The iterator method, however, returns a shared or cached iterator. That is, multiple invocations of iterator will keep returning the same iterator(s) again and again, properly resetted so you don't really notice or care about it. There are some implications on this approach:

  • You can't nest loops more times that iterators are cached. For example, suppose coll is a collection that keeps only one iterator.

    // Calls iterator() on coll to return a new iterator
    for (Object elem1 : coll) {
        // Calls iterator() on coll and returns *THE SAME* iterator
        for (Object elem2 : coll) {
            // Some code

    This code is supposed to iterate the collection by getting every two-element combination possible. And in fact, it would if it either was a normal JCF collection or the collection had kept more than one iterator.

    Instead, that code works as follows:

    • The first loop is entered. coll.iterator() is called.
    • The first iteration of the loop sets elem1 to the first element of the collection.
    • The second loop is entered. coll.iterator() is called, so the same iterator is returned and resetted.
    • The loop completes normally, elem2 has been set to every item in the collection.
    • The first loop completes immediately: The iterator hasNext() method returns false because the second loop had already exhausted the iterator.

    To avoid this, use newIterator() if you need to nest loops beyond the number of cached iterators. All implementations of LEC interfaces should state clearly how many loops can be nested. Standard implementations are implemented so that as much as 3 loops can be nested, so the above code would be correct if performed over a standard collection.

  • LowEndMap shared iterators also return shared entries. When you call next on a shared map iterator, the same object is always returned for that iterator. Hence, these entries should not be stored for future use, as they would always be the same and reference the last iterated mapping.

    Note that this behaviour is not the same for non-shared iterators. Iterators returned by LowEndMap#newIterator() return new entries, although they are not views of the mapping as in JCF maps.

  • Iterating with shared iterators, however, is not as bad as it looks. You get one advantage you need on memory-critical applications: There are no memory allocations derived from collection iteration, except for the first few ones. This can save you a few GC's per second.

Interfacing with JCF

Although Low-End Collections classes and interfaces do not directly implement or extend the JCF ones, there's still hope if you need to pass a LEC as a regular Java collection: the LowEndCollections utility class.
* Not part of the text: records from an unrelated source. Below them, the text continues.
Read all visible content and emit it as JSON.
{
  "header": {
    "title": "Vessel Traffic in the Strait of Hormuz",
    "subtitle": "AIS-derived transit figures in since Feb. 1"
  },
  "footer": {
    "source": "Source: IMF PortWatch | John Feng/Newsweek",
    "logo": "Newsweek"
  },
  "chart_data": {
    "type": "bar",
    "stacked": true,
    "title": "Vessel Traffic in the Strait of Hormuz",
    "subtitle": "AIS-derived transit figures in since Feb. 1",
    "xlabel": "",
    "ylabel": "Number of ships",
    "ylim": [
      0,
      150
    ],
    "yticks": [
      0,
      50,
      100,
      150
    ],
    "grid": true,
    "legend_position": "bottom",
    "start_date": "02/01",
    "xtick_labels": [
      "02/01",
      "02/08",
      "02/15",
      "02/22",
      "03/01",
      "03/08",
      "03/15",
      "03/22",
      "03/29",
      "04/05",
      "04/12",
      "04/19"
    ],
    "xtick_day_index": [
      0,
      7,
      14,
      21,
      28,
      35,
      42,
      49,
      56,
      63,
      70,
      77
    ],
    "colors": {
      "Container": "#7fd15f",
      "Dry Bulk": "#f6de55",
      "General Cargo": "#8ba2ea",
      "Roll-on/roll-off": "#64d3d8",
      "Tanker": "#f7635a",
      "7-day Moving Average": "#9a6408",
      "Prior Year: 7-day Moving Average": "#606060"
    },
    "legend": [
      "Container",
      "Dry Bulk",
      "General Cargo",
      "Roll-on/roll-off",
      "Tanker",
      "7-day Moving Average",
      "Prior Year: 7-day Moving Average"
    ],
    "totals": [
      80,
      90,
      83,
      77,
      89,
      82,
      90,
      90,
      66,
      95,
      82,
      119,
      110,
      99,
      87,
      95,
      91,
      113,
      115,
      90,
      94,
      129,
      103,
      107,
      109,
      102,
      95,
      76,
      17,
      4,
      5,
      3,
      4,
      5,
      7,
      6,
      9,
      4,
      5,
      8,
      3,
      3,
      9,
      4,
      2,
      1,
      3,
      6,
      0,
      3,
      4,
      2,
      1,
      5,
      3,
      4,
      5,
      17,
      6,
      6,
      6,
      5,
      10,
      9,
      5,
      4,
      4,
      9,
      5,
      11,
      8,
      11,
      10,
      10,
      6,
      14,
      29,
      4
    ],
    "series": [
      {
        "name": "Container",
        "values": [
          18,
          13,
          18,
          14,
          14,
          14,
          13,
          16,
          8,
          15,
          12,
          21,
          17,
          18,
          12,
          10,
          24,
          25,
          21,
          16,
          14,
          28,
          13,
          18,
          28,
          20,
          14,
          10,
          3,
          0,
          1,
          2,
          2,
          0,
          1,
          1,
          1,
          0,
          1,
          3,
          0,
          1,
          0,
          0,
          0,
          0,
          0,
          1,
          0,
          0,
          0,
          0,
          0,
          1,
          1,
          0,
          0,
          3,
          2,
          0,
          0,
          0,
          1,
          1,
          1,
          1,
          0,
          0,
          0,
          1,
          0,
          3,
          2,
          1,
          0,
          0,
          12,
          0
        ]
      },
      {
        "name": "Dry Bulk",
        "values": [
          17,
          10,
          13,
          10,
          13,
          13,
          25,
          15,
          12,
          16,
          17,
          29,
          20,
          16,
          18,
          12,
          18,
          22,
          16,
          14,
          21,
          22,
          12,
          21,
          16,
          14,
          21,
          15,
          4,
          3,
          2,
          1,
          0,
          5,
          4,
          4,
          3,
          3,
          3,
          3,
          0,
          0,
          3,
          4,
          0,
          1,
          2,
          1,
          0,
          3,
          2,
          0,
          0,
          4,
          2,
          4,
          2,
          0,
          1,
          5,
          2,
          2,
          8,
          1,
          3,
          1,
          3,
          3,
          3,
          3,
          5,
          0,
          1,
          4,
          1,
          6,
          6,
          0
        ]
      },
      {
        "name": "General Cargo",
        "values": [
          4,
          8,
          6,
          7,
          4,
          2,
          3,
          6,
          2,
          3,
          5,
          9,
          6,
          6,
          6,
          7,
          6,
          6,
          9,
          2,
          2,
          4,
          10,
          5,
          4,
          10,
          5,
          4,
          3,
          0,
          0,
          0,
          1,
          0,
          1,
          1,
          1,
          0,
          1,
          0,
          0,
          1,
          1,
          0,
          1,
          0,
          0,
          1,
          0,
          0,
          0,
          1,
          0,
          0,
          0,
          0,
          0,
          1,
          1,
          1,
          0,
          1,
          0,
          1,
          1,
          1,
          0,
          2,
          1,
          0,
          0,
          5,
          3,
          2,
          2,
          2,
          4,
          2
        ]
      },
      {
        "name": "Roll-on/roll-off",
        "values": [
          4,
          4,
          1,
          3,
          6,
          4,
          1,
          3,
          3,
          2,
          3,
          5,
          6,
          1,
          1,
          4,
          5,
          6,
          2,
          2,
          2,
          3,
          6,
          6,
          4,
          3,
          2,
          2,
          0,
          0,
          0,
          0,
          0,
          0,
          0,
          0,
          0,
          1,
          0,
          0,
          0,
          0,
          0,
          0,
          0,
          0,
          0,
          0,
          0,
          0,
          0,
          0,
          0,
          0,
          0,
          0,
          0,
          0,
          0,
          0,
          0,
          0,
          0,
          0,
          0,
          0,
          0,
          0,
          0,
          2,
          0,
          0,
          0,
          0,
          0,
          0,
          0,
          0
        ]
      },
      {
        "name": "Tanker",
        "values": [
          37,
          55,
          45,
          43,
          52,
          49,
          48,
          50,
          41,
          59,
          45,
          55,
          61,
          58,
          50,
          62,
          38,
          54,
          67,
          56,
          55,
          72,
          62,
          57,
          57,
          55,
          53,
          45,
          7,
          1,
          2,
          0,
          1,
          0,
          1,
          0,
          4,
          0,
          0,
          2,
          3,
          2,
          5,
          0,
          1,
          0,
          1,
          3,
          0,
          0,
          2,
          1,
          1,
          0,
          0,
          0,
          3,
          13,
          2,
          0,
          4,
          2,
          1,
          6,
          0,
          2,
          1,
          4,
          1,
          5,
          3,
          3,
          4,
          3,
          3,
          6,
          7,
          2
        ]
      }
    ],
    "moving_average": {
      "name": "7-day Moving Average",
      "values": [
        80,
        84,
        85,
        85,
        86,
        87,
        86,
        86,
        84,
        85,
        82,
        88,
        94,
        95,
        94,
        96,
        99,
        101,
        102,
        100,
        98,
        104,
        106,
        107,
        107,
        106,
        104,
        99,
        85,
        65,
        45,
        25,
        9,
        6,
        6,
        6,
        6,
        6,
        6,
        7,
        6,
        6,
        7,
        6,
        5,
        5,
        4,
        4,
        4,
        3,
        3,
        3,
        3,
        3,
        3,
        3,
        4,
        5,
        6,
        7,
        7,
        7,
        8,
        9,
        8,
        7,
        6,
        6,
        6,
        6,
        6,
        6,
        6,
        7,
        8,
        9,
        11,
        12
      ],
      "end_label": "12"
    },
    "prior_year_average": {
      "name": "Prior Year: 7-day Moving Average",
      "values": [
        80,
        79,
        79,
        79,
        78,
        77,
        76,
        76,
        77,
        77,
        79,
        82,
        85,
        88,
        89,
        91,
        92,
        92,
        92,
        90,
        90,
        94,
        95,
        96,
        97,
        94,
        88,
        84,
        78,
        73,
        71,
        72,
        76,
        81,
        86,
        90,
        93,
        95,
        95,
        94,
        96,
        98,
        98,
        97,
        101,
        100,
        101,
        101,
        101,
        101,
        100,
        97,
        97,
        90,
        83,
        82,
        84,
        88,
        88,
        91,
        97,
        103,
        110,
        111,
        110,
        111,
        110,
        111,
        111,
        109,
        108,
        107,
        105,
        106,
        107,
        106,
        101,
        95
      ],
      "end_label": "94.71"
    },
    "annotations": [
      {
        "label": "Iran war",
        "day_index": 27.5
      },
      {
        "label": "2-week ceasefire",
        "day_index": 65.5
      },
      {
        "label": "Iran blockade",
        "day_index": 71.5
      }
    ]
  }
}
The LowEndCollections class offers a static method for every LEC interface that returns a regular JCF of the same kind. The wrapped collections have the following properties:

  • The iterator method of the collections returned by toJavaCollection, toJavaList and toJavaSet call the wrapped collection's newIterator method, hiding away the concept of shared iterators and letting clients use the collections as actual regular JCF collections.

  • Similarly, the listIterator method of the lists returned by toJavaList calls the wrapped list's newListIterator method.

  • If a LowEndList implements RandomAccess, the JCF List returned by toJavaList also implements RandomAccess.

  • Maps returned by toJavaMap implement their entrySets by creating an AbstractSet that returns as their iterator a wrapped version of the original map's newIterator.